次いで140℃で4時間熱処理して硬化させて、離型フィルムから剥がして測定を行った。PRECISIONLCRmeterHP−4284Aを用いて、22℃58%RH下、周波数1MHzの条件で測定を行い、以下の通りに評価した。同じように、VECTORNETWORKANALYZERHP8510C、SYNTHESIZEDSWEEPERHP83651A、TESTSETHP8517Bを用いて、22℃58RH%下、周波数1GHzの条件で測定を行い、以下の通りに評価した。
<誘電率の評価基準>
◎:2.3以下
○:2.3を超え2.6以下
△:2.6を超え3.0以下
×:3.0を超える
<誘電正接の評価基準>
◎:0.005以下
○:0.005を超え0.01以下
△:0.01を超え0.02以下
×:0.02を超える
Figure 2021191840
表3中、各原料は以下のとおり。
(Y−1):o−クレゾールノボラック型エポキシ樹脂
[YDCN−700−10、新日鉄住金化学社製]
(Y−2):ビスフェノールA型エポキシ樹脂[JER−828、三菱化学社製]
(Y−3):ジシクロペンタジエン型エポキシ樹脂[HP−7200、DIC社製]
(Y−4):ナフタレン型エポキシ樹脂:[HP−4700、DIC社製]
(P−1):メチルシクロヘキサノン
(P−2):メチルエチルケトン
(P−3):トルエン
(P−4):シクロヘキサン
(Q−1):ジアザビシクロウンデセン
表1〜3の結果から、本発明の熱硬化性樹脂組成物(Z)は、比較のものと比べて、 ポットライフに優れ、接着強度に優れ、かつ硬化物は、耐熱性、電気特性に優れることが分かる。

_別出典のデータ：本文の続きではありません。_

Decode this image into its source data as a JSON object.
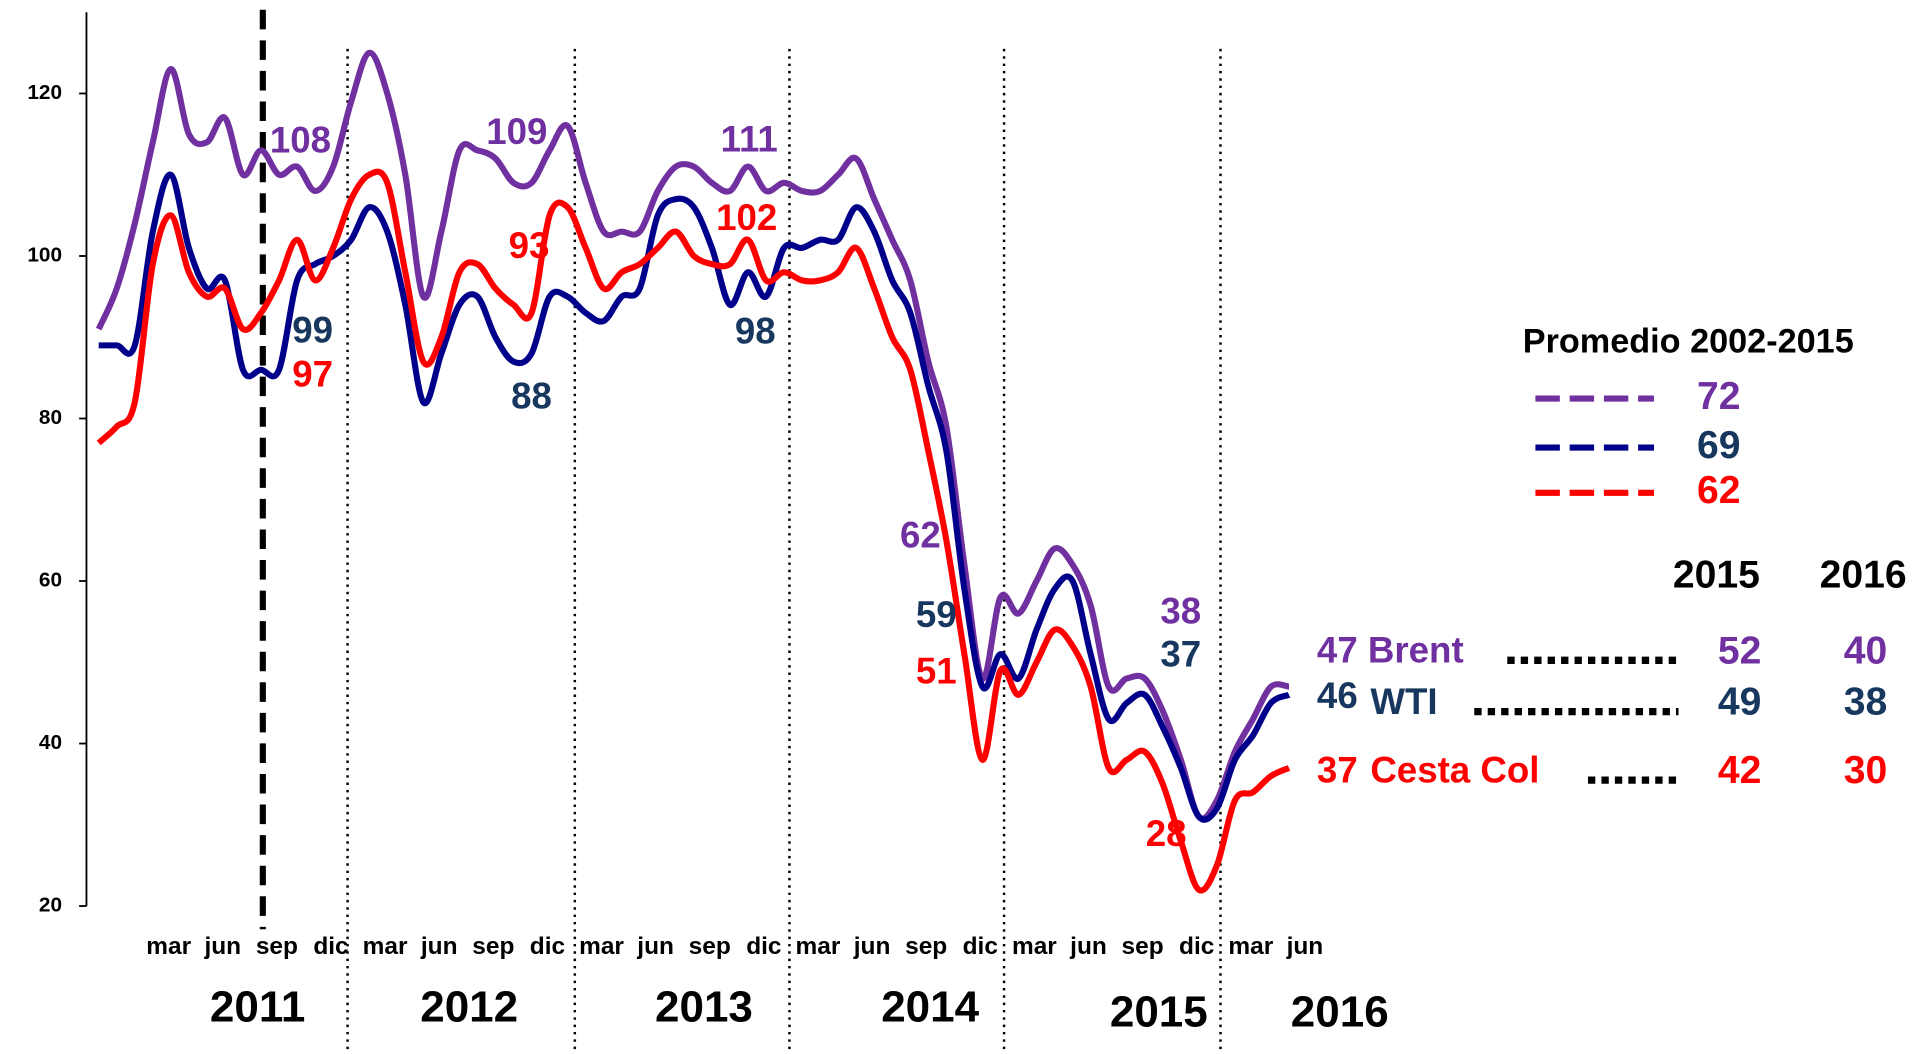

本発明の熱硬化性樹脂組成物(Z)は、ポットライフに優れ、接着強度に優れる。また、硬化物は、耐熱性、電気特性(低誘電特性)[誘電率、誘電正接]に優れる。このため、種々の用途に使用できるが、好ましくは接着用、さらに好ましくは樹脂基材と、樹脂基材または金属基材との接着用に好適に使用できる。

Claims (11)

  1. エポキシ変性ポリオレフィン(X)及び硬化剤(Q)を含有し、前記エポキシ変性ポリオレフィン(X)が、ポリオレフィン(A)とエポキシ基含有ビニルモノマー(B)とを構成原料として含み、前記ポリオレフィン(A)の構成単量体であるエチレンと炭素数3〜8のα−オレフィンとの重量比[エチレン/炭素数3〜8のα−オレフィン]が2/98〜50/50であって、エポキシ変性ポリオレフィン(X)が下記要件(1)〜(3)のいずれも満たす熱硬化性樹脂組成物(Z)。
    (1)エポキシ基含有量が、0.01〜2mmol/g
    (2)数平均分子量(Mn)が1,000〜60,000
    (3)α−オレフィン部分のアイソタクティシティーが1〜50%
  2. 前記ポリオレフィン(A)の数平均分子量が800〜50,000である請求項1記載の熱硬化性樹脂組成物。
  3. 前記ポリオレフィン(A)が、炭素数1,000個当たり0.5〜20個の二重結合を有する請求項1又は2記載の熱硬化性樹脂組成物。
  4. 前記エポキシ変性ポリオレフィン(X)100重量部に対して、硬化剤(Q)を0.05〜5重量部含有する請求項1〜3のいずれか記載の熱硬化性樹脂組成物。
  5. さらに、有機溶剤(P)を含有し、前記エポキシ変性ポリオレフィン(X)100重量部に対して、有機溶剤(P)を10〜1000重量部含有する請求項1〜4のいずれか記載の熱硬化性樹脂組成物。
  6. さらに、エポキシ樹脂(Y)を含有し、前記エポキシ変性ポリオレフィン(X)100重量部に対して、エポキシ樹脂(Y)5〜1000重量部含有する請求項1〜5のいずれか記載の熱硬化性樹脂組成物。
  7. 樹脂基材と、樹脂基材または金属基材との接着に用いられる請求項1〜6のいずれか記載の熱硬化性樹脂組成物。
  8. 請求項1〜7のいずれか記載の熱硬化性樹脂組成物(Z)によって接着された樹脂基材と、樹脂基材または金属基材の積層体。
  9. 請求項8に記載の積層体を有する接着シート。
  10. 請求項8に記載の積層体または請求項9に記載の接着シートを構成要素として含むプリント配線板。
  11. 請求項1〜6のいずれか記載の熱硬化性組成物(Z)を硬化した硬化物。